Yet the series expects its audience to be surprised when it is revealed that the current refugee group wasn’t the first one to travel in time. It’s framed as a major plot point in the pilot, but there isn’t enough information in the first place to be certain that the specifications of experimental time travel only allowed for one group. Instead of getting new answers, there are just more questions (“What are the goals of the new group?” “Where are they now?”), adding uncertainty to an already very uncertain world.

Constant questioning and faux revelations distract from developing the context. Characters and world-building—important parts of any plot—remain undefined. The background on Agent Ren is sparse and inconsistent, and her details only emerge when a specific part of the plot requires it. For example, Ren reveals that she was a refugee at age six only when trying to pressure a refugee into revealing any of the group’s security risks. This is never discussed again with anyone, and her background as a refugee doesn’t differentiate her opinion and treatment of the arrival group from any other regular DHS agent. It is superfluous. The throwaway nature of Ren’s background is unfortunate because it could have given her a stake in fixing the refugee problem. The pilot never clarifies the stakes that the characters have in the central conflict.

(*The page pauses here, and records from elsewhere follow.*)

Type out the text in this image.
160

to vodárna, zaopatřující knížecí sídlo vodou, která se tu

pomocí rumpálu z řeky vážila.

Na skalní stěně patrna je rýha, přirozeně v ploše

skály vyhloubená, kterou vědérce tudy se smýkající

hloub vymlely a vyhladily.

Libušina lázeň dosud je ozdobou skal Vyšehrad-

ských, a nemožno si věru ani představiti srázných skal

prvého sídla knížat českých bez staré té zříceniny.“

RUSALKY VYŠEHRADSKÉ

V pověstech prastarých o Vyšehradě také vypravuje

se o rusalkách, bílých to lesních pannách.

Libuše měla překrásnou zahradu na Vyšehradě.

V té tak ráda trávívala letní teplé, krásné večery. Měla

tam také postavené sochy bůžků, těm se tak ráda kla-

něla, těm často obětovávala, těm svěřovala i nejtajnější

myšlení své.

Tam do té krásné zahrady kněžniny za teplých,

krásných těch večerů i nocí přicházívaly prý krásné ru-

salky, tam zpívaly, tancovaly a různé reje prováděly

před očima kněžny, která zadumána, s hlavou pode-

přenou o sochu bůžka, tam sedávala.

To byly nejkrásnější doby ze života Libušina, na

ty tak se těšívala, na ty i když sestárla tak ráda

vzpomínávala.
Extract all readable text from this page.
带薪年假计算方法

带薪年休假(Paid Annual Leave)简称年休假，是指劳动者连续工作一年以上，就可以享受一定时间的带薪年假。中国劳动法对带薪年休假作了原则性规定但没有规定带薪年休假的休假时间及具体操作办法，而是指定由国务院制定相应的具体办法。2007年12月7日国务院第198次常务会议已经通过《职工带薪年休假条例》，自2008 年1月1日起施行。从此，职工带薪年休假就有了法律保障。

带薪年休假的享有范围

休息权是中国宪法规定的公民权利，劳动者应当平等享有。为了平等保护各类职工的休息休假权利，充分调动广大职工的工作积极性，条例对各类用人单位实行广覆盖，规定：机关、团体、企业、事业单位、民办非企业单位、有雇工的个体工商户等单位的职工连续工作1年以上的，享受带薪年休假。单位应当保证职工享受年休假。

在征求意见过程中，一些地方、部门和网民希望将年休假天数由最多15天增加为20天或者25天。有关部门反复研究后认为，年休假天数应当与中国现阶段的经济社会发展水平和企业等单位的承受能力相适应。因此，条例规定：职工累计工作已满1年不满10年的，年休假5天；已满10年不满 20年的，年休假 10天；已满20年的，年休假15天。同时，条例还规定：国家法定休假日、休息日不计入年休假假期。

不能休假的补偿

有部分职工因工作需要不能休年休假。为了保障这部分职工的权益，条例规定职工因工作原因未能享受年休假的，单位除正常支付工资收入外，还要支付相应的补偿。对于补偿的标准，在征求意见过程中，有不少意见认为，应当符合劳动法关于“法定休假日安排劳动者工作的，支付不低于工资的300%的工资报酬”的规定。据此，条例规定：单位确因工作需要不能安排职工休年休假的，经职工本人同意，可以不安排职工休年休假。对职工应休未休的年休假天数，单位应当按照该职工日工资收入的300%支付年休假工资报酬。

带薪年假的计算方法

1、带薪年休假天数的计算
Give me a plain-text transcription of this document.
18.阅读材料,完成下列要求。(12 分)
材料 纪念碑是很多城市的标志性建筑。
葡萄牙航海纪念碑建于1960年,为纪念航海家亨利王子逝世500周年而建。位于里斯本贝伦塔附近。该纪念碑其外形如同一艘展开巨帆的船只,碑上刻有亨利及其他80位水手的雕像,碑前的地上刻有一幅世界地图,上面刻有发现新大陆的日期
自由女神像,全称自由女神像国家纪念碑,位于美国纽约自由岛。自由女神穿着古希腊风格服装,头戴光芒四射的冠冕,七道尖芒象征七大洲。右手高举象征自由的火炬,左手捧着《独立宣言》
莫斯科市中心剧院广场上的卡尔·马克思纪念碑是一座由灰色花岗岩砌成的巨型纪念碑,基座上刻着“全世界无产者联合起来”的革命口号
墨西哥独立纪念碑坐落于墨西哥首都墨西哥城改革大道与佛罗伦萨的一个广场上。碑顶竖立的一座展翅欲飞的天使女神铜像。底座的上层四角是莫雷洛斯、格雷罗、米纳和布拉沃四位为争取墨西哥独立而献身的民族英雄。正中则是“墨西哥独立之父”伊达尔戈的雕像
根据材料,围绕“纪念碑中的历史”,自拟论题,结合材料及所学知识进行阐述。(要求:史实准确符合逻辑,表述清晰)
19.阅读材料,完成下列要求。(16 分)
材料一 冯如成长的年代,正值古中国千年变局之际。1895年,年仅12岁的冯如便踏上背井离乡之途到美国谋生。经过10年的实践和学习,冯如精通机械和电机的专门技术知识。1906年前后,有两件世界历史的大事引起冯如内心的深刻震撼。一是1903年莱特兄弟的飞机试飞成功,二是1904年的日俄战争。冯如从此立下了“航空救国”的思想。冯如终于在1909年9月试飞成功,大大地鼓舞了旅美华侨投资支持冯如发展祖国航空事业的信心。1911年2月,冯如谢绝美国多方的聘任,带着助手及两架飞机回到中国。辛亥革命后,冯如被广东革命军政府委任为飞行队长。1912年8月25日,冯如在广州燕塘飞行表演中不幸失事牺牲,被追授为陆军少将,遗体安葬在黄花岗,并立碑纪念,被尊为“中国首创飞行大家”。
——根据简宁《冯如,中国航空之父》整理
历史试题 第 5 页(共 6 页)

The pilot of “The Crossing” provides a lot of questions, but it fails to define the context in which these questions exist. Moving forward, the series will need to do a lot of world-building and character development for any of its revelations to have some weight. Hopefully, this will come naturally as more mysteries are revealed because without an established context, the things that make mysteries engrossing—plot twists, false leads, and betrayals—don’t matter.